Turkey Burgers: Buy one of those containers of 1 pound of almost fat free ground turkey breast (not “ground turkey”); open the container and cut it into quarters; mash each quarter into a “burger” shape; put them in a pan; cook them until they are the right color, flipping occasionally, and poking with a fork to make sure they are done all the way through. Eat 2 for one of your meals, and 2 for another. (Do not eat all 4 at once.)
And for carbs…
Plain Oatmeal: There is literally nothing easier than this, and it’s a good complex carb that is much better than bread or cereal. Once you have ramped up to the levels for making major gains, you may be eating as much as a cup of plain oatmeal three times a day. You take a scoop of oatmeal, add the right amount of water, and put it in the microwave for the right amount of time. The “right amount” will depend on where you are in your gaining progress: right now, half a cup is one serving. Like I said, we will be gradually increasing this over time. (Make sure it is plain oatmeal: all of the flavored oatmeals have too much sugar.)

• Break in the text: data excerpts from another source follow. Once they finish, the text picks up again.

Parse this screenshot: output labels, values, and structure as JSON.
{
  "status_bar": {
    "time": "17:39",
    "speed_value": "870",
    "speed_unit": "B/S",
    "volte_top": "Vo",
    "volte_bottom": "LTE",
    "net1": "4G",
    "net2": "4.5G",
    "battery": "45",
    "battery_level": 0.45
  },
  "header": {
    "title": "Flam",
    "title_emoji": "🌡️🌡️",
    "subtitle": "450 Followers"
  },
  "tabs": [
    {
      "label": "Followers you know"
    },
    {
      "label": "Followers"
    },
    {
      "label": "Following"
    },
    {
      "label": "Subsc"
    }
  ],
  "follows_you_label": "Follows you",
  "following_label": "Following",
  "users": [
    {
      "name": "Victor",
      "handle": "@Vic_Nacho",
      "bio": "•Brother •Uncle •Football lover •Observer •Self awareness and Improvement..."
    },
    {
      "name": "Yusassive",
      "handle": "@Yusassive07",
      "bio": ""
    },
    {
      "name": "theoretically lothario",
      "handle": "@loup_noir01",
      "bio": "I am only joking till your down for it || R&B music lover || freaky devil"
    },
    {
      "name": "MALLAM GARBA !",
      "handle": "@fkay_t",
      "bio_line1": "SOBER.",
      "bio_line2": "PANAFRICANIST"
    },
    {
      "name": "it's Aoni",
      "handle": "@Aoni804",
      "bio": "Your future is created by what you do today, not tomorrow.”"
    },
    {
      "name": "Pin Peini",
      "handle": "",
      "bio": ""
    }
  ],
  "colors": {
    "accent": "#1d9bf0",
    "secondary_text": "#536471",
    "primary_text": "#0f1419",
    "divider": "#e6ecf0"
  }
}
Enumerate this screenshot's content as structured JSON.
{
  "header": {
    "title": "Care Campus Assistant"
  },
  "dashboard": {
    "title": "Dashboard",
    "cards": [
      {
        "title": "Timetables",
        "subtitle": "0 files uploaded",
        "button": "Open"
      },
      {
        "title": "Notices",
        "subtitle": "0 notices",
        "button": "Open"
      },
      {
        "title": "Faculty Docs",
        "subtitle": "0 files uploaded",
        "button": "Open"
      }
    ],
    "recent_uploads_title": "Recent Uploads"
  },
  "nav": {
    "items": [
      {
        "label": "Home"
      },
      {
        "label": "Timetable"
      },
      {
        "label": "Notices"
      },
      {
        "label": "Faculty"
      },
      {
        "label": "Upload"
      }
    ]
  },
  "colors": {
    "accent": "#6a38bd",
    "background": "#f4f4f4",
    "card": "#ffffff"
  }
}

Brown Rice: It will be worth your time and money to buy a good rice cooker. Get one that that has markings that show you how much rice and water to put in, that you can set to “brown rice” as a setting, and then just walk away for however long you want and come back and it won’t over-cook it. These things exist: the right kind of rice cooker will cook it perfectly and then keep it warm until you show up. That way, when you finish (for example) your after-workout meal of oatmeal and protein shakes, you can start up the rice cooker and when it is time to make your chicken breast for dinner the rice will be ready.
So that’s what I’ve got for you, man: dietary suggestions for putting on muscle for the extremely lazy. And it works: what you see above was my diet plan for over a decade. 😉
When you get this, write back with your new weights and let me know what exercises you’ve increased on recently, and what you haven’t. We’re about ready for another step up with the lifting!